Farmers’ Rights for Reducing Hunger and Poverty

Farmers’ Rights for Reducing Hunger and Poverty

Juanita Chaves Posada, working on behalf of the Global Forum on Agricultural Research (GFAR) is on a mission. She is passionate about informing smallholder farmers in developing countries about their rights. She is passionate about finding ways to translate those rights into practice. The rights she is championing flow from what subsistence farmers have cultivated, protected and shared for thousands of years – seeds – and our food security depends on them.

The indigenous farmer, with little access to bigger markets, actually enables bigger markets to exist. Without his (very often her) quiet innovation, adapting the genetic properties of seeds to meet real consumer and real climate needs, we would not have the choice and quality of food that today we take for granted. In fact, without the traditional knowledge and generosity of the smallholder farmer, the world’s food security, already compromised by climate change, would be seriously threatened.

The good news is that these smallholder farmers can help the world respond to climate change. Indeed they already are helping and always have—but in order for their contribution to be effective and timely, two things need to happen.  First, the farmers themselves need to be aware of their rights as smallholder farmers and the importance of their role. Second, their rights and that role need to be recognized and rewarded by others. This is where Juanita comes in. “Farmers’ rights are human rights, collective human rights,” she says. “They are essential not only for food security but also for reducing hunger and poverty. But often even the farmers do not realize the importance of their role.”

Farmers’ rights were recognized as a counterbalance to the 1961 declaration by the international community of rights to breeders on new varieties of plants. Breeders’ rights imply that the breeder has the right to authorize actions taken by others on the new variety, including selling and marketing, importing and exporting, keeping stock and reproducing it. On the other hand, the rights of farmers over plant genetic resources used as raw materials for further innovations and the development of new plant varieties were not recognized by the international community until 2001. The International Treaty on Plant Genetic Resources for Food and Agriculture, currently with approximately 132 Contracting Parties recognizes farmers’ rights and the realization of those rights is left to national governments. Often farmers do not know that their country is a signatory to the Treaty, let alone that these rights exist

Often, however, farmers do not know that their country is a signatory to the treaty, let alone that farmers’ rights exist. Indeed, when Juanita asked farmers’ organisations in Guatemala what they most needed in order to exercise their rights, the answer was resounding. They needed information about their rights. Juanita is therefore spearheading GFAR’s efforts to bring that information to both farmers and governments. She has organized and run numerous meetings with multiple stakeholders, particularly farmer organizations, and from that experience has produced six awareness-raising booklets. She has also engaged decision-makers in the Guatemalan Government and discovered that governments too need support. She has therefore drawn up steps that governments could follow in order to develop national legislation on farmers’ rights.

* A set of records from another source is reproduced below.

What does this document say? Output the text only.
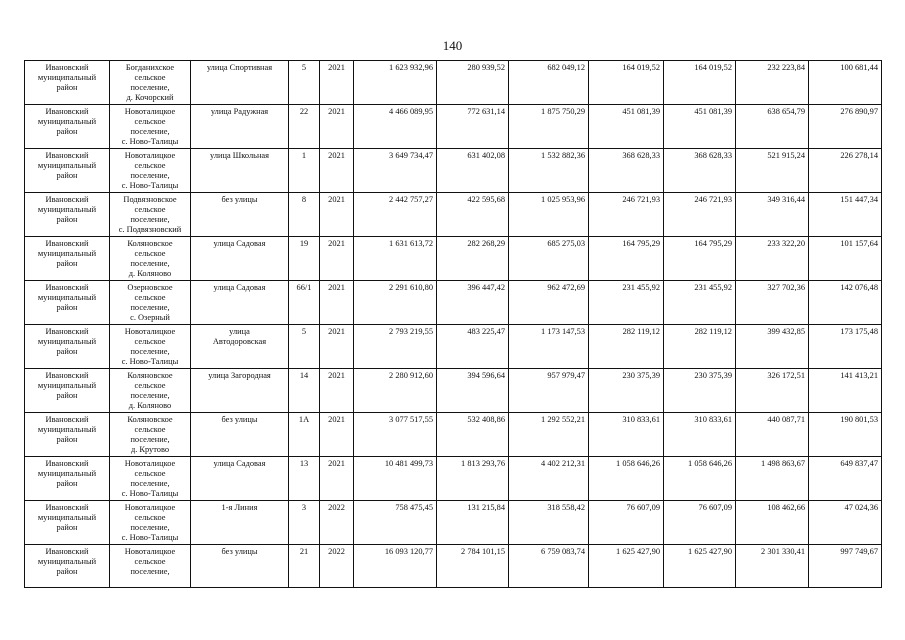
140
Ивановский
муниципальный
район	Богданихское
сельское
поселение,
д. Кочорский	улица Спортивная	5	2021	1 623 932,96	280 939,52	682 049,12	164 019,52	164 019,52	232 223,84	100 681,44

Ивановский
муниципальный
район	Новоталицкое
сельское
поселение,
с. Ново-Талицы	улица Радужная	22	2021	4 466 089,95	772 631,14	1 875 750,29	451 081,39	451 081,39	638 654,79	276 890,97

Ивановский
муниципальный
район	Новоталицкое
сельское
поселение,
с. Ново-Талицы	улица Школьная	1	2021	3 649 734,47	631 402,08	1 532 882,36	368 628,33	368 628,33	521 915,24	226 278,14

Ивановский
муниципальный
район	Подвязновское
сельское
поселение,
с. Подвязновский	без улицы	8	2021	2 442 757,27	422 595,68	1 025 953,96	246 721,93	246 721,93	349 316,44	151 447,34

Ивановский
муниципальный
район	Коляновское
сельское
поселение,
д. Коляново	улица Садовая	19	2021	1 631 613,72	282 268,29	685 275,03	164 795,29	164 795,29	233 322,20	101 157,64

Ивановский
муниципальный
район	Озерновское
сельское
поселение,
с. Озерный	улица Садовая	66/1	2021	2 291 610,80	396 447,42	962 472,69	231 455,92	231 455,92	327 702,36	142 076,48

Ивановский
муниципальный
район	Новоталицкое
сельское
поселение,
с. Ново-Талицы	улица
Автодоровская	5	2021	2 793 219,55	483 225,47	1 173 147,53	282 119,12	282 119,12	399 432,85	173 175,48

Ивановский
муниципальный
район	Коляновское
сельское
поселение,
д. Коляново	улица Загородная	14	2021	2 280 912,60	394 596,64	957 979,47	230 375,39	230 375,39	326 172,51	141 413,21

Ивановский
муниципальный
район	Коляновское
сельское
поселение,
д. Крутово	без улицы	1А	2021	3 077 517,55	532 408,86	1 292 552,21	310 833,61	310 833,61	440 087,71	190 801,53

Ивановский
муниципальный
район	Новоталицкое
сельское
поселение,
с. Ново-Талицы	улица Садовая	13	2021	10 481 499,73	1 813 293,76	4 402 212,31	1 058 646,26	1 058 646,26	1 498 863,67	649 837,47

Ивановский
муниципальный
район	Новоталицкое
сельское
поселение,
с. Ново-Талицы	1-я Линия	3	2022	758 475,45	131 215,84	318 558,42	76 607,09	76 607,09	108 462,66	47 024,36

Ивановский
муниципальный
район	Новоталицкое
сельское
поселение,	без улицы	21	2022	16 093 120,77	2 784 101,15	6 759 083,74	1 625 427,90	1 625 427,90	2 301 330,41	997 749,67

Next, she will take what she has learned in Guatemala to Honduras, Nicaragua and Malawi. She does not have all the answers. She is very aware of the challenges.

“The difference between plant genetic resources and other natural resources is human.  Without people, the seeds that feed the world would not exist. Because ownership of the genetics nurtured by the smallholder farmer is collective, it is difficult to measure their rights in monetary terms. Yet, potentially, they are a much-needed source of income.”

Translating farmers’ rights from theory into practice is not straightforward. From her observations to date, however, Juanita is convinced of the need for three types of action.

The first is communication via a process that is inclusive and participatory. Meetings and information flow need to involve all stakeholders - smallholder farmers, public sector decision-makers and private enterprise investors. International partners like GFAR can be crucial in getting this underway. Smallholder farmers, especially women farmers who are often the principle holders of traditional knowledge, need to be given a voice.

The second is support to governments for the development of legislation and implementation of farmers’ rights. Governments need help to conceive of farmers’ rights as integral to addressing their other priorities e.g., climate change, so that the implementation of those rights can be included under established budgets.

Third, GFAR and international consultation processes like the Global Conference on Agricultural Research for Development must be venues not only for motivational communication and sharing of experiences, important as both those are. They must also be venues for the harnessing of political will and for action-oriented advice that speaks directly to the situation back home, on the ground.

Looking forward, might a lead country emerge, help set an example and create a race to the top? Might a strong female figurehead come onto the scene and become a game-changer? Working on behalf of GFAR, Juanita will continue to raise awareness, bridge interests and demonstrate through practice that we are all actors in the same future.